Harry Thuku was born to a wealthy Kikuyu family. He was one of the first students at a mission school in Kenya. He attended the mission school in Kambui and was cared for by a missionary in the hope that he would later enter the church service himself. At the age of 16 he left the mission and worked in Nairobi for the Standard Bank of South Africa. In the same year he was convicted of embezzlement and imprisoned for two years.

After his release, Thuku began working for The Leader of British East Africa newspaper in 1914 . This activity not only broadened his political horizons, but also immensely improved his English skills.

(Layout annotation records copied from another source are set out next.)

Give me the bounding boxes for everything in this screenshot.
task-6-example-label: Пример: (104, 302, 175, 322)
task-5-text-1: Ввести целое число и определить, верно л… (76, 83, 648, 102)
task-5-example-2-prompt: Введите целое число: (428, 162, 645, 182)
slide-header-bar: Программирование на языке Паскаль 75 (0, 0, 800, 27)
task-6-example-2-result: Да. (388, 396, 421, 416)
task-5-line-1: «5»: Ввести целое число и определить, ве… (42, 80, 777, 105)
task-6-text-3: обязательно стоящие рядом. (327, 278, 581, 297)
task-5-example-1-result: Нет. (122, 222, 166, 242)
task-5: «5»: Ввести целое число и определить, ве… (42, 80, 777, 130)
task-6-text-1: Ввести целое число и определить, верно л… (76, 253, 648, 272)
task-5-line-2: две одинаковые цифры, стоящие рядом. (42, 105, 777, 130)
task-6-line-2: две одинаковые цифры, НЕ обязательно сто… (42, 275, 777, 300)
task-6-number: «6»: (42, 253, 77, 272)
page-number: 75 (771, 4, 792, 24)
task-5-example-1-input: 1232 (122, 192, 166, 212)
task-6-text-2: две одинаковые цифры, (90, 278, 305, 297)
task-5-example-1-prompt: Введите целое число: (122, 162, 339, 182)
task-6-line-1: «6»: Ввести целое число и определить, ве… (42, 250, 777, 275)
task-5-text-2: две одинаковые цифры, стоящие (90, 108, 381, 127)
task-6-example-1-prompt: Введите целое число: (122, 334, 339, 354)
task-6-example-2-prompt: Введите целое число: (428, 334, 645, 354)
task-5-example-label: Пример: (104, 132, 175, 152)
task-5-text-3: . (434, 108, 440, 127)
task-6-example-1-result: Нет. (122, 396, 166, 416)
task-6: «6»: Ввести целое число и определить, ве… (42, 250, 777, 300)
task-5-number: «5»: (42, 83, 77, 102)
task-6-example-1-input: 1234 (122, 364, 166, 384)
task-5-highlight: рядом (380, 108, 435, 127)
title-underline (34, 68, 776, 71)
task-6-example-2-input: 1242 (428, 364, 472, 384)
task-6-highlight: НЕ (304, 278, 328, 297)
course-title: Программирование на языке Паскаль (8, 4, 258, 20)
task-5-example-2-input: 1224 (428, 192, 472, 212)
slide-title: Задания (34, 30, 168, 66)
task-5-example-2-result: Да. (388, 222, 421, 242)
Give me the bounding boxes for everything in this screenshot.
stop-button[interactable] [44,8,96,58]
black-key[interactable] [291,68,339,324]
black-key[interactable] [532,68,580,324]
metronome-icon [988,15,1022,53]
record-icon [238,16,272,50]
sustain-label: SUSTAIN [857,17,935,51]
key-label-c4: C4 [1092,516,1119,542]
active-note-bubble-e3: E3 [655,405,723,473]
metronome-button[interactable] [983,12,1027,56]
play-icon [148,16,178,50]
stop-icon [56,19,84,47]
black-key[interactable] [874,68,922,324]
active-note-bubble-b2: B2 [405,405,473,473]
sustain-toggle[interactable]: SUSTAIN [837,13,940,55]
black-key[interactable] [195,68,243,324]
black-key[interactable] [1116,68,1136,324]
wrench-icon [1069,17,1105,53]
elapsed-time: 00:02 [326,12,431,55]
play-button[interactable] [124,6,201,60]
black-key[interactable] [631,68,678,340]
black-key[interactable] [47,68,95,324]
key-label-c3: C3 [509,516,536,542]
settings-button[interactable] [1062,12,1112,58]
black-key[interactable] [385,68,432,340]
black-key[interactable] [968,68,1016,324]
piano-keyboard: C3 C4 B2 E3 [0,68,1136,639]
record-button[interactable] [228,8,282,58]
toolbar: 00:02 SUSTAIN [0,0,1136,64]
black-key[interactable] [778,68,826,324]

First political activities

In 1918, Thuku began working as a telephone operator in the financial administration. During this time he met a number of Indian politicians who campaigned for the rights of Indians in the protectorate. He also met a number of educated Africans in Nairobi who shared his reservations about the exclusion of Africans from colonial society. Together with them, Thuku founded the Young Kikuyu Association in 1921 , which was renamed the East African Association shortly afterwards .

The organization turned against the high taxation of Africans and stood up against the Kipande system. In 1921, Thuku sent a complaint to the British Prime Minister over the telephone at his workplace about the treatment of Africans in the colony. In March 1922, Thuku was arrested and sentenced to a period of exile.

Thuku as the figurehead of the anti-colonial movement

During the time of his exile, which he spent in northern Kenya, Thuku became the hero of the political organizations that were subsequently founded. The Kikuyu Central Association , which pursued goals similar to Thuku in the East African Association , stylized Thuku as a martyr figure in whose name the struggle for a decent life for Africans in the colony was continued. Each issue of a Kikuyu-language magazine commemorated his struggle, the tradition of which must be carried on.

literature

  • Harry Thuku. An Autobiography, with Assistance from Kenneth King, Nairobi 1970.

Individual evidence

  1. The Kipande system obliged all Africans from the age of 16 to put a metal can around their necks, in which there was a piece of paper that gave information about the working days of the person concerned.